Do you have reluctant writers in the house? Maybe you can entice them with an easy assignment: an acrostic poem about themselves because, you know, it's pretty easy to write about ourselves.
1. Have them write their names vertically on a sheet of paper. 

J

A

N

E

S

S

A


2. Ask them to write descriptive phrases of themselves for each letter. Janessa's looks like this:

Jr is my nickname that my dad gave to me when I was little. It stands for Janessa Renae.

A
crazy human being (that can sometimes be annoying)

N
ever has, never will like going to bed

E
ats lots of baked oatmeal because it is very "rumbly to my tumbly"

S
ugar is what I like best because it is good to eat but it is not good for you.

S
hopping is fun to do with Grandmom because she gets me anything I want.

A
n actress

3. You have a choice here. You can accept the acrostics "as is," or you can encourage your writers to go beyond the first phrases spilled out on paper, revising some or all of the lines to make them more descriptive. Some kids will be open to toying with their work after setting it aside for a day.
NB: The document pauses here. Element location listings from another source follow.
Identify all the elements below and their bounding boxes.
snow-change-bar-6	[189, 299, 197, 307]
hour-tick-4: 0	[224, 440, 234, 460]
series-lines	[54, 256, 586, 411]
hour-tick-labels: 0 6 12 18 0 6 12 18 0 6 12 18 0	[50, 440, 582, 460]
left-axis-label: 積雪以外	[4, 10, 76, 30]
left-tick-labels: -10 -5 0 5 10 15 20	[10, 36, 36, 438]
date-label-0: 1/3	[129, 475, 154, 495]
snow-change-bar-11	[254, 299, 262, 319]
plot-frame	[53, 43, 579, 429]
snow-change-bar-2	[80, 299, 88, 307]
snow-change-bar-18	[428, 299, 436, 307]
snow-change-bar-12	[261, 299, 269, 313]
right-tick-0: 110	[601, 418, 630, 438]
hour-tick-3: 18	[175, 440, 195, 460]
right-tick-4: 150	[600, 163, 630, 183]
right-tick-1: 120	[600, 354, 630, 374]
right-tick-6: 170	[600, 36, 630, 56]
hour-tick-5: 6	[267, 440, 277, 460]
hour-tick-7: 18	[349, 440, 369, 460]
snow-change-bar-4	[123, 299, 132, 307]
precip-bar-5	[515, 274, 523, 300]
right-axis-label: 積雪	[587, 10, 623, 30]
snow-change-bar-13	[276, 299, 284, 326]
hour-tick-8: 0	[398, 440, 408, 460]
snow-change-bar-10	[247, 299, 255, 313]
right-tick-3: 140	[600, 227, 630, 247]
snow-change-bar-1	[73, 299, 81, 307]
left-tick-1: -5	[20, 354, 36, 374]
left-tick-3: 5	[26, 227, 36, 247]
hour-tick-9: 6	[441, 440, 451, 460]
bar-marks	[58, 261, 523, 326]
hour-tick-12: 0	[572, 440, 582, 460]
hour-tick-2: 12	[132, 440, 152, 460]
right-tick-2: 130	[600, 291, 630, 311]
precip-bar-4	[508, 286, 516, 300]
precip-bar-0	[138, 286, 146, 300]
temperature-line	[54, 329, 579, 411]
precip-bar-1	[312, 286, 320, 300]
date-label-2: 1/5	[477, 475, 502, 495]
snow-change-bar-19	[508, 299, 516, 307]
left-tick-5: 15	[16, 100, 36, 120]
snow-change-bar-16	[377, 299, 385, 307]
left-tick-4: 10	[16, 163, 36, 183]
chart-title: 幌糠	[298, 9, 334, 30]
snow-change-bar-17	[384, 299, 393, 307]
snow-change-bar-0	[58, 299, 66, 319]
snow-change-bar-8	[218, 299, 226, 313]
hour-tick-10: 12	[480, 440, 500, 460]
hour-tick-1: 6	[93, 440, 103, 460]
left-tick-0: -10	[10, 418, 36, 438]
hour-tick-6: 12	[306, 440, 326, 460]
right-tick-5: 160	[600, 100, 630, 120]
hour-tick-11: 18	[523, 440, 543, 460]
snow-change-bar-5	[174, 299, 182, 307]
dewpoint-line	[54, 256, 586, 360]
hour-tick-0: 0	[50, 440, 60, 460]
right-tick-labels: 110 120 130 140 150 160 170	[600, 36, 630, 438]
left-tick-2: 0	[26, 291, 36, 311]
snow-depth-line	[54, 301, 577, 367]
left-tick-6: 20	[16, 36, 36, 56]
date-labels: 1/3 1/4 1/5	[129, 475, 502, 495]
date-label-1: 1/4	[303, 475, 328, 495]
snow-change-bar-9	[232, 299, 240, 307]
Others might need a little push to revise. For them, you can make specific rules. Let's think of a few possibilities.
  • No word may be repeated.
  • The acrostic must include at least one strong verb, adjective, and adverb.
  • Include alliteration in one line.
A related idea:
Make an acrostic poem for something else you are studying. It could be a time period (Revolutionary War), a person (George Washington), a place (Pennsylvania), anything really.